Al-Hijri e muitos drusos que anteriormente haviam sido conciliadores com Al-Sharaa não se convenceram e exigiram a saída.

Também surgiu um impasse tenso: as forças do governo sírio cercaram a província, aparentemente para manter os beduínos e os drusos separados, mas os críticos acusaram-nos de copiar as tácticas de rendição ou fome de Assad para forçar Sweida a render-se.

A maioria dos drusos em Israel queria ajudar.

“O mundo estava a ignorar o que estava a acontecer, por isso temos que fazer isto. As nossas mulheres venderam o seu ouro, as pessoas venderam as suas propriedades, outras tomaram empréstimos para angariar dinheiro”, disse Tarif, acrescentando que foram arrecadados cerca de 2,5 milhões de dólares.

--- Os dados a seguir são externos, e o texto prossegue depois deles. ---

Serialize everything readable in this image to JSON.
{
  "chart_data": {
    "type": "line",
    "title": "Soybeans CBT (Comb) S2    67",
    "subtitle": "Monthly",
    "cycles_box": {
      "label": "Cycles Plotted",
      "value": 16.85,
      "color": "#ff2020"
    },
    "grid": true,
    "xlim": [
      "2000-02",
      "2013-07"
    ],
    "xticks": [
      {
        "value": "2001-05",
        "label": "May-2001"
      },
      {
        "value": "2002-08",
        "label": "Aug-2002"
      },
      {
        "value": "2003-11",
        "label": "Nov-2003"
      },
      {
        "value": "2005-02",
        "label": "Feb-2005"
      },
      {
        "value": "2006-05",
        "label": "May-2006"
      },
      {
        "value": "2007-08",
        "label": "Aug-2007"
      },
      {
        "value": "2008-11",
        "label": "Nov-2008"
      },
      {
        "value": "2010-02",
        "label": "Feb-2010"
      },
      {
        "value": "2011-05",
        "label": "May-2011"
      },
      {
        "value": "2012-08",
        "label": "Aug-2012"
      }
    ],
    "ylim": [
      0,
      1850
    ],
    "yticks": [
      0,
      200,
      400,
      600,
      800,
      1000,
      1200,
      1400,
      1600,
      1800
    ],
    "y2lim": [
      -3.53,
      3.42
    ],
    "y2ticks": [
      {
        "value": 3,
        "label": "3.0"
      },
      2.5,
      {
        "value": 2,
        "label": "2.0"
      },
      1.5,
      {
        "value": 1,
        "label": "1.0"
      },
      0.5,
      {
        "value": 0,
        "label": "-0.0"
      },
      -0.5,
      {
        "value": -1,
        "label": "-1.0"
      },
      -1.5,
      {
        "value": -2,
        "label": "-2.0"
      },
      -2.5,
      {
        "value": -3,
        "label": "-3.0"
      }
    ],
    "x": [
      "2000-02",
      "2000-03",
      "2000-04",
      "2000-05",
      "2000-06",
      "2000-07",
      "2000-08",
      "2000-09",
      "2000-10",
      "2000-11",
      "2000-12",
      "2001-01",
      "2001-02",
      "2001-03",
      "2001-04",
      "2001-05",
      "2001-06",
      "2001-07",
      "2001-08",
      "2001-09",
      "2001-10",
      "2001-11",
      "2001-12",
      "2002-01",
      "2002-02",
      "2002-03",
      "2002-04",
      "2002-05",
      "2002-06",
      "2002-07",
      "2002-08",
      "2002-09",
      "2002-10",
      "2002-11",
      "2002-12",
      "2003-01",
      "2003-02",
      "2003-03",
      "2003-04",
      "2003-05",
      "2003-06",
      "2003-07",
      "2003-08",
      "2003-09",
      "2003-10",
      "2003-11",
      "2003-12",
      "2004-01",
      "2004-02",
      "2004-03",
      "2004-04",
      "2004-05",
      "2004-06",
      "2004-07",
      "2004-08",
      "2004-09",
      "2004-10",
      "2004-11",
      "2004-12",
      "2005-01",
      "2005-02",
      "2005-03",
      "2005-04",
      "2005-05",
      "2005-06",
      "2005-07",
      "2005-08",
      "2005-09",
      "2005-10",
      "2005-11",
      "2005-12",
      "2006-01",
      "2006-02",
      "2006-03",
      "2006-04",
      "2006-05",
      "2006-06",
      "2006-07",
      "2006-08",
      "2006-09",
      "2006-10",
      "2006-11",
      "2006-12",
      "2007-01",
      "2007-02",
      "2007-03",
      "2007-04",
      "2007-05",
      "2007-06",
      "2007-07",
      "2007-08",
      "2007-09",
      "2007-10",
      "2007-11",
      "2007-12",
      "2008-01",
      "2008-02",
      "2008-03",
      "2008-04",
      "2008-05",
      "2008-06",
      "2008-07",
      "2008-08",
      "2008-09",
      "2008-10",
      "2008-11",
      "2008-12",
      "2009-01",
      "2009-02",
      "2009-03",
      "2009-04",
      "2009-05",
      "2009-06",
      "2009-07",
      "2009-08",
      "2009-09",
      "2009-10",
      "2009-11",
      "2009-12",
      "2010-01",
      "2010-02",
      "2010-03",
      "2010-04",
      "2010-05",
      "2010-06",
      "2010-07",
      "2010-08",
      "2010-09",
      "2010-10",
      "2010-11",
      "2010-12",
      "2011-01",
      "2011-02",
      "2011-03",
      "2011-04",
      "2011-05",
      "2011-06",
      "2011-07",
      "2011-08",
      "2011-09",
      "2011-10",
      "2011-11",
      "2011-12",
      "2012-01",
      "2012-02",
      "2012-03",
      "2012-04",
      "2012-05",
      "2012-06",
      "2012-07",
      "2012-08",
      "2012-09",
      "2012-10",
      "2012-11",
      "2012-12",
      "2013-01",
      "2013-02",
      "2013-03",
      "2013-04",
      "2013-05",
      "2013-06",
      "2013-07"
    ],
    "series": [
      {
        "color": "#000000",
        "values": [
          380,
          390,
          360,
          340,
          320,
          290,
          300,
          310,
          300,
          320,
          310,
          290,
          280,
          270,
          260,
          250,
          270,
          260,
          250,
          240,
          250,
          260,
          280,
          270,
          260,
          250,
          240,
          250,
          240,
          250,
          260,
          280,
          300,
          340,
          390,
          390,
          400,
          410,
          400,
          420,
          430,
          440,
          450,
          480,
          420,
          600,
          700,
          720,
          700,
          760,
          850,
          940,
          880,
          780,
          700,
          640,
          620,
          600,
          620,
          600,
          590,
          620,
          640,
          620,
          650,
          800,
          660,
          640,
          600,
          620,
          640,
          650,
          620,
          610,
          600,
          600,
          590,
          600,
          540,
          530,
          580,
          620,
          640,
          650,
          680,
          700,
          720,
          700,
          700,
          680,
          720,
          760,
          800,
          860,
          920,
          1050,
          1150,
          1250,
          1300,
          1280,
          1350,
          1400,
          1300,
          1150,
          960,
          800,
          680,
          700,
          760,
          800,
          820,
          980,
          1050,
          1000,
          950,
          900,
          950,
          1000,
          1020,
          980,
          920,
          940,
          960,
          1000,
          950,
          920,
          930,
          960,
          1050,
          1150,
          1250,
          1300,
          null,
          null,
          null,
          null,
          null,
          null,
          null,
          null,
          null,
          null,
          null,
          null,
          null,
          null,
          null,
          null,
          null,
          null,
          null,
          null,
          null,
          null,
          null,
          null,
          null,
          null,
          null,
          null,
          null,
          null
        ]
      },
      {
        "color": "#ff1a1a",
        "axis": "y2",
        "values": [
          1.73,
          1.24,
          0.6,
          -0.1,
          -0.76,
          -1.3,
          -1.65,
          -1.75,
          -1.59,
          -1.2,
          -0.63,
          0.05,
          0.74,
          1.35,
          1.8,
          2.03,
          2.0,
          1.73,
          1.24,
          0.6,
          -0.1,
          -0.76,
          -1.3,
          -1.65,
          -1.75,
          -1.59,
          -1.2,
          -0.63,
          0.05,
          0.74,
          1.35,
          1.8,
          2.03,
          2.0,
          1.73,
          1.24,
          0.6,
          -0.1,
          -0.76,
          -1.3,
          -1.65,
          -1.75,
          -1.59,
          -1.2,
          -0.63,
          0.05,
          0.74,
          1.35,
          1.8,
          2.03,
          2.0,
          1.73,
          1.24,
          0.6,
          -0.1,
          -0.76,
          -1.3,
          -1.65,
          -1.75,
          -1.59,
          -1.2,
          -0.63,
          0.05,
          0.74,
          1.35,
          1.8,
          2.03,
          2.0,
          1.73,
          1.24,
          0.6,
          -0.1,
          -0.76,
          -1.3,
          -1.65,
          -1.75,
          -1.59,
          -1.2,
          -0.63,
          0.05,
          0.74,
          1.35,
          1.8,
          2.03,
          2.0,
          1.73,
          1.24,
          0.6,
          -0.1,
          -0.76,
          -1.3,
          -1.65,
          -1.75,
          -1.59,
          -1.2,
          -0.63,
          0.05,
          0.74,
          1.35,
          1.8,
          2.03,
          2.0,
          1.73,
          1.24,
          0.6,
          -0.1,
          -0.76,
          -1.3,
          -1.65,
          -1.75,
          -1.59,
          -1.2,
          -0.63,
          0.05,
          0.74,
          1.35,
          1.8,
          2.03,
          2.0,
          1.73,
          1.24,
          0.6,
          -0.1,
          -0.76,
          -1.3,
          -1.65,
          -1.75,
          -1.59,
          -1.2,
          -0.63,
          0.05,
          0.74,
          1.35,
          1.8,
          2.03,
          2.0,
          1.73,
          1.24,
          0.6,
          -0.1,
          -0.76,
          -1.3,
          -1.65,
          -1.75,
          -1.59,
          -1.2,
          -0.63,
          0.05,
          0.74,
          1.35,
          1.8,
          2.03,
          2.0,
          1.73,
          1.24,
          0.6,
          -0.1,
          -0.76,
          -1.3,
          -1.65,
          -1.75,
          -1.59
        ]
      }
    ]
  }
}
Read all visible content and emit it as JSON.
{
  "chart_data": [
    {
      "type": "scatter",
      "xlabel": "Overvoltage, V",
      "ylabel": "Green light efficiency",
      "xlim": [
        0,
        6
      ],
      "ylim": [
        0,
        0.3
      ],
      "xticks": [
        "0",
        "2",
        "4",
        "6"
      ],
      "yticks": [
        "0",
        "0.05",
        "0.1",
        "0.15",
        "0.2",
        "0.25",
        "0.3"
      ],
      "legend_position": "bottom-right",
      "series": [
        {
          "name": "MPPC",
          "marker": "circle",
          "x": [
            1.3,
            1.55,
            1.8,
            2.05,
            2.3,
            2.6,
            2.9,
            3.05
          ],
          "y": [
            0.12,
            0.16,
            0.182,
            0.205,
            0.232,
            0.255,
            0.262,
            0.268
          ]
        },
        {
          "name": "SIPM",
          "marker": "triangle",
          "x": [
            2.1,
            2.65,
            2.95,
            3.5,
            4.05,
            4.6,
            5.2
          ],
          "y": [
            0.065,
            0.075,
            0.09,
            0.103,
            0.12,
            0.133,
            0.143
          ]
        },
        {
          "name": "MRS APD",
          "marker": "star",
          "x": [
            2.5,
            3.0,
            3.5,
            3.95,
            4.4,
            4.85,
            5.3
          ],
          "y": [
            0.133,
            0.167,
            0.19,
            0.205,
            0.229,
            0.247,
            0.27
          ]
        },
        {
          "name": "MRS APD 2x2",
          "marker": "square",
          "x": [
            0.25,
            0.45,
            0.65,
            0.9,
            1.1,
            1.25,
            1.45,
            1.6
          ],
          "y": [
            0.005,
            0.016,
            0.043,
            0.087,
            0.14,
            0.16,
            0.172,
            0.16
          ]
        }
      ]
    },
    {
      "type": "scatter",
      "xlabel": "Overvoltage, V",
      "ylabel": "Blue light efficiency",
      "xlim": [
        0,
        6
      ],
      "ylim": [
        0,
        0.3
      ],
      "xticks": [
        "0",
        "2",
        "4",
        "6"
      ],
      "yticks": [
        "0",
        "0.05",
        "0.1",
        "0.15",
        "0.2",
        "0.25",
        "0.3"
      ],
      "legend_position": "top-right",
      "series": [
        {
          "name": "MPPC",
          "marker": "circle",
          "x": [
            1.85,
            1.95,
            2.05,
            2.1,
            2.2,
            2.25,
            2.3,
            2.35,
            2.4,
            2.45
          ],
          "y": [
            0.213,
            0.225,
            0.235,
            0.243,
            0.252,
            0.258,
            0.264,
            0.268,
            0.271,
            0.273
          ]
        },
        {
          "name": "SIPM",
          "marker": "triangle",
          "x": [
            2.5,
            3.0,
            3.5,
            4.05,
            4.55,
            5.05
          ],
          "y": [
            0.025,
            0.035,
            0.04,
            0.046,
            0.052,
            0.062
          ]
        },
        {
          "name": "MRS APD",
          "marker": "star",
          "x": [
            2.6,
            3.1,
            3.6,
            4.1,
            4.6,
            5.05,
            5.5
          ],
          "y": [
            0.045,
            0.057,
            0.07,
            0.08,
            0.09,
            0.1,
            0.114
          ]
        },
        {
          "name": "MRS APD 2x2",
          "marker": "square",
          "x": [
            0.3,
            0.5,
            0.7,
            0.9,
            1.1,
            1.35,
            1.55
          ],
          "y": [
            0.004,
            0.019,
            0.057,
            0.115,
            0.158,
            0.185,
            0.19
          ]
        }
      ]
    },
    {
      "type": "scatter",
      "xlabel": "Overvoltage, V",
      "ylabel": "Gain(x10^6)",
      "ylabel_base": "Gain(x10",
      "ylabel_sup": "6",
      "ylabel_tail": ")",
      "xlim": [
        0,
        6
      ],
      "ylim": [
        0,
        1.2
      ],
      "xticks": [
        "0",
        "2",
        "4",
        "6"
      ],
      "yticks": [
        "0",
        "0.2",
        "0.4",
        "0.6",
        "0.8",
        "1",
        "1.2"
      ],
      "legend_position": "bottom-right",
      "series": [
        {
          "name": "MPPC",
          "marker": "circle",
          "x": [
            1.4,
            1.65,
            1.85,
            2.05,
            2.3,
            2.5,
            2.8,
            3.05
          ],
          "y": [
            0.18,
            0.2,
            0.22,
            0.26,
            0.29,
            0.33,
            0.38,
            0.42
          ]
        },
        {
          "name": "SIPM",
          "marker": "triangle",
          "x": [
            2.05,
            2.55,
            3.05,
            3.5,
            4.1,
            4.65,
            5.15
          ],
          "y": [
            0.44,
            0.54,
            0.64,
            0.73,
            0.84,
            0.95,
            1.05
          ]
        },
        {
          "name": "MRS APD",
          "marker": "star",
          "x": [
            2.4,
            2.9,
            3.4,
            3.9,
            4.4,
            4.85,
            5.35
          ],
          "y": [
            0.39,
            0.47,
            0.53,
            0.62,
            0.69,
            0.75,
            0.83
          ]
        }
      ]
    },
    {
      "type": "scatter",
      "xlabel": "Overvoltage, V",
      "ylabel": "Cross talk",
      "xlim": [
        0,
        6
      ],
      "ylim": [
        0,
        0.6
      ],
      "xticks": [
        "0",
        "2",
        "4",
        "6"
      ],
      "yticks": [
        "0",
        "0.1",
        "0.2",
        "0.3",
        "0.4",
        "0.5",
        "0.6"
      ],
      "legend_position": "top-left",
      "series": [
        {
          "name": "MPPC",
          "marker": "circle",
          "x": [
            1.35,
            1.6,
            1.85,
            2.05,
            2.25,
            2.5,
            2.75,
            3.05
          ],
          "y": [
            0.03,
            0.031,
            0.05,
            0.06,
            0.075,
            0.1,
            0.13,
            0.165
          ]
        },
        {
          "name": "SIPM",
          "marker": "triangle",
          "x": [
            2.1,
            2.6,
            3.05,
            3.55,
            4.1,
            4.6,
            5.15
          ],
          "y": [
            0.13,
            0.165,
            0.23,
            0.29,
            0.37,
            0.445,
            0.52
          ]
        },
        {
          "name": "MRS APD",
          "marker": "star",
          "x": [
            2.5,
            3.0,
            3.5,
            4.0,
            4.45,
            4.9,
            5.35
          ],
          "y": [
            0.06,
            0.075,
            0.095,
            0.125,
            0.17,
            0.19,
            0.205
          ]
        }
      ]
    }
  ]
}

Dado que não havia ligação terrestre entre Sweida e as áreas ocupadas por Israel no sul da Síria, a única forma de entregar ajuda era através da força aérea israelita. No entanto, as quantidades eram insuficientes. Essa foi a faísca da sala de operações.

Parado no meio de uma fileira de estações de trabalho, um voluntário descreveu como sua equipe identificou indivíduos solidários para comprar remédios e alimentos de Damasco e intermediários que subornaram Sweida com suprimentos através de postos de controle governamentais. Também contrabandearam equipamento e pagaram mão-de-obra para melhorar as infra-estruturas de água e electricidade. Tarif disse que alguns comboios entraram com o Crescente Vermelho Sírio com o conhecimento de Damasco.

“Se usarmos 10 mil dólares aqui, nada acontecerá. Mas na Síria, eles percorrem um longo caminho e compram muitos suprimentos”, disse o voluntário.

O centro financiou a conversão de um edifício judicial em Sweida num centro de deslocados que albergava 130 famílias, completo com uma oficina onde as mulheres podiam costurar roupas, incluindo uniformes para a milícia drusa.

Outros voluntários trouxeram os seus conhecimentos para a mesa: enquanto as instalações médicas de Sweida eram destruídas, o centro administrava quatro hospitais na província.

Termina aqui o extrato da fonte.